Amorphous WO3 thin films designed as gigahertz/terahertz dielectric lenses

Abstract

Herein, tungsten oxide thin films comprising excess oxygen are treated as optical resonator suitable for gigahertz/terahertz applications. WO3 thin films which are prepared by the thermal evaporation technique under a vacuum pressure of 10− 5 mbar are structurally, compositionally and optically evaluated. The amorphous WO3 films which showed high transparency permit electronic transitions within an indirect allowed energy band gap of 3.05 eV. The band gap comprised energy band tails of width of 190 meV. Four dominant dielectric resonators centered in the infrared (IR), visible (VIS) and ultraviolet (UV) ranges of light are detected. Analysis of the optical conductivity in accordance with the Drude-Lorentz approaches have shown that the drift mobility of free holes in this amorphous layer can be as large as 5.61 cm2/Vs an as low as 1.59 cm2/Vs when exposed to IR and UV light signals, respectively.
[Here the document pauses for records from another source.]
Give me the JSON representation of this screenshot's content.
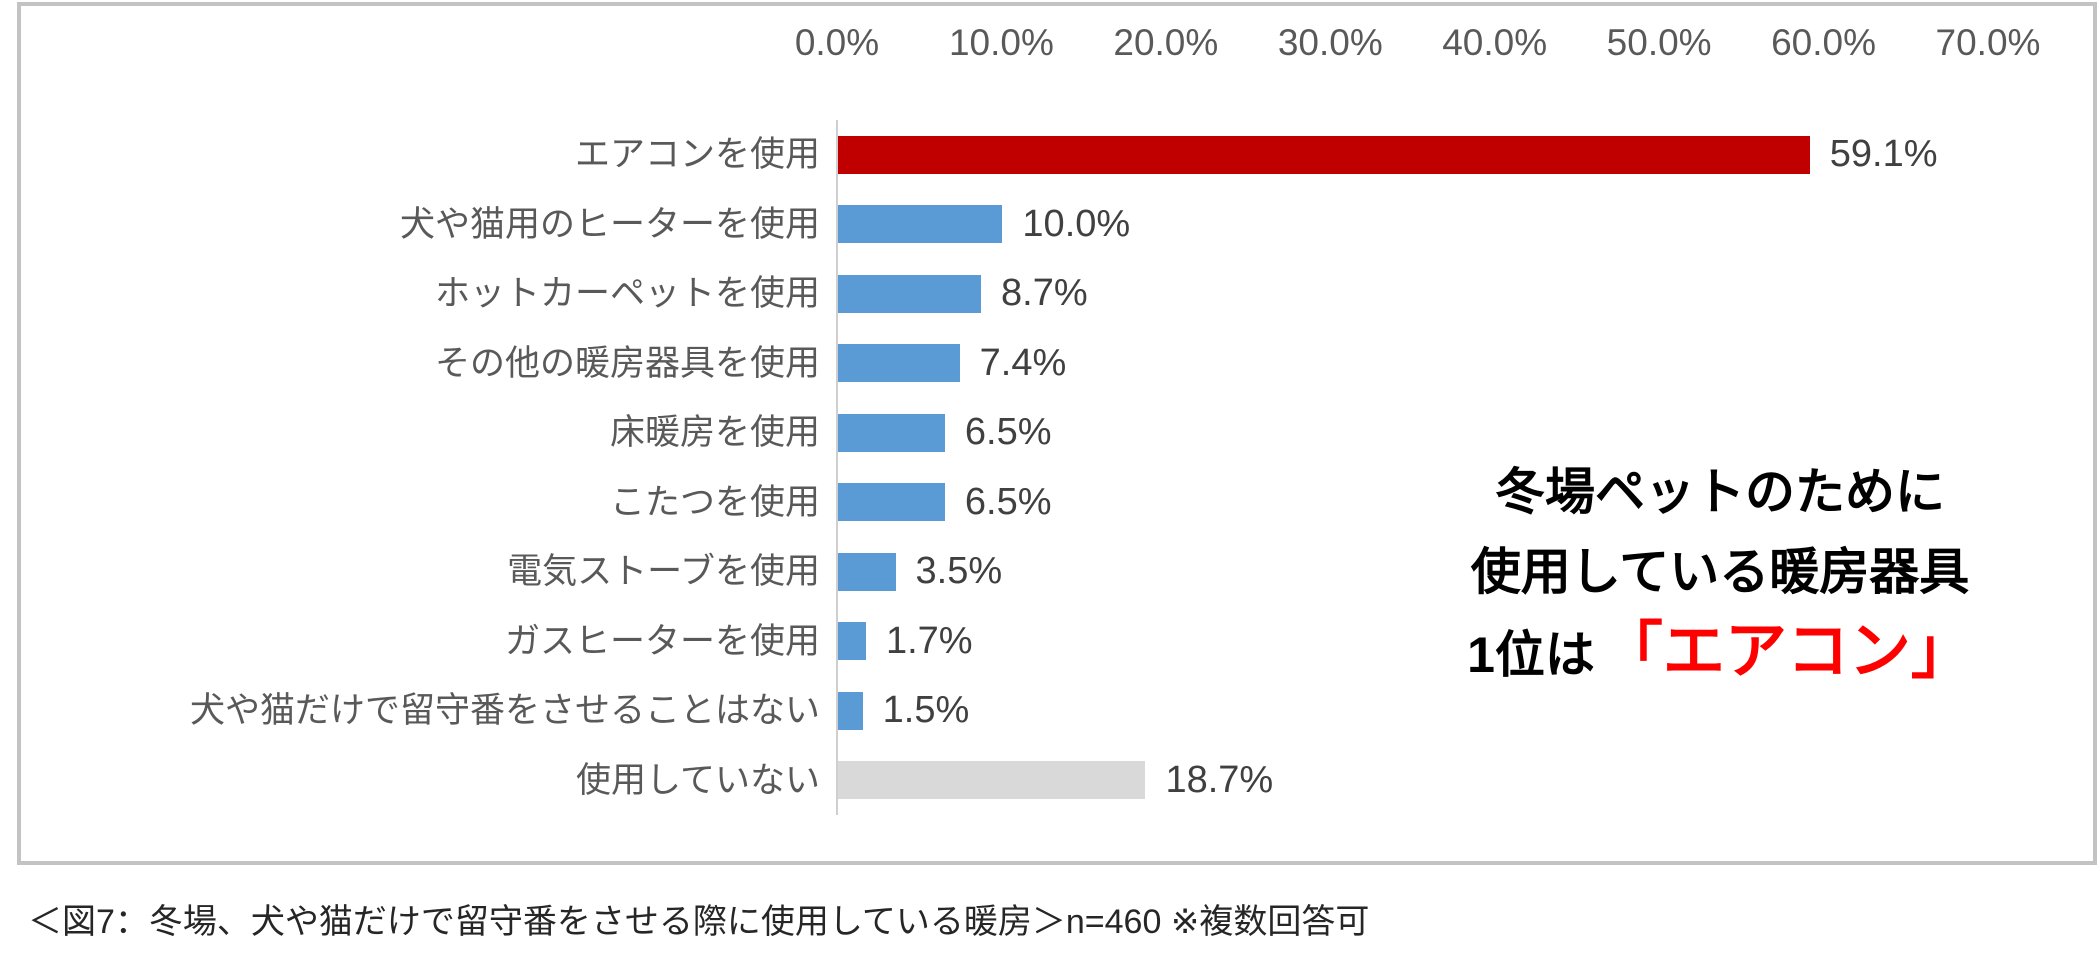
{
  "chart_data": {
    "type": "bar",
    "orientation": "horizontal",
    "title": "",
    "xlabel": "",
    "ylabel": "",
    "xlim": [
      0,
      70
    ],
    "grid": false,
    "legend": "none",
    "x_ticks": [
      "0.0%",
      "10.0%",
      "20.0%",
      "30.0%",
      "40.0%",
      "50.0%",
      "60.0%",
      "70.0%"
    ],
    "categories": [
      "エアコンを使用",
      "犬や猫用のヒーターを使用",
      "ホットカーペットを使用",
      "その他の暖房器具を使用",
      "床暖房を使用",
      "こたつを使用",
      "電気ストーブを使用",
      "ガスヒーターを使用",
      "犬や猫だけで留守番をさせることはない",
      "使用していない"
    ],
    "values": [
      59.1,
      10.0,
      8.7,
      7.4,
      6.5,
      6.5,
      3.5,
      1.7,
      1.5,
      18.7
    ],
    "value_labels": [
      "59.1%",
      "10.0%",
      "8.7%",
      "7.4%",
      "6.5%",
      "6.5%",
      "3.5%",
      "1.7%",
      "1.5%",
      "18.7%"
    ],
    "bar_colors": [
      "#c00000",
      "#5b9bd5",
      "#5b9bd5",
      "#5b9bd5",
      "#5b9bd5",
      "#5b9bd5",
      "#5b9bd5",
      "#5b9bd5",
      "#5b9bd5",
      "#d9d9d9"
    ]
  },
  "annotation": {
    "line1": "冬場ペットのために",
    "line2": "使用している暖房器具",
    "line3_prefix": "1位は",
    "line3_highlight": "「エアコン」",
    "highlight_color": "#ff0000"
  },
  "caption": {
    "text": "＜図7：冬場、犬や猫だけで留守番をさせる際に使用している暖房＞n=460 ※複数回答可"
  },
  "colors": {
    "top_bar_red": "#c00000",
    "series_blue": "#5b9bd5",
    "not_using_gray": "#d9d9d9",
    "axis_text": "#595959",
    "value_text": "#404040",
    "annotation_red": "#ff0000"
  }
}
In addition, the gigahertz/terahertz cutoff frequency (\({f}_{co}\)) spectra demonstrated \({f}_{co}\) values in the gigahertz frequency domain when exposed to IR light. Excitations with light signals in the VIS and UV spectral ranges allow \({f}_{co}\) values that extends from 0.7 to 40.0 THz. The wide range of tunability of the WO3 dielectric resonators nominates them as dielectric lenses suitable for optical communications.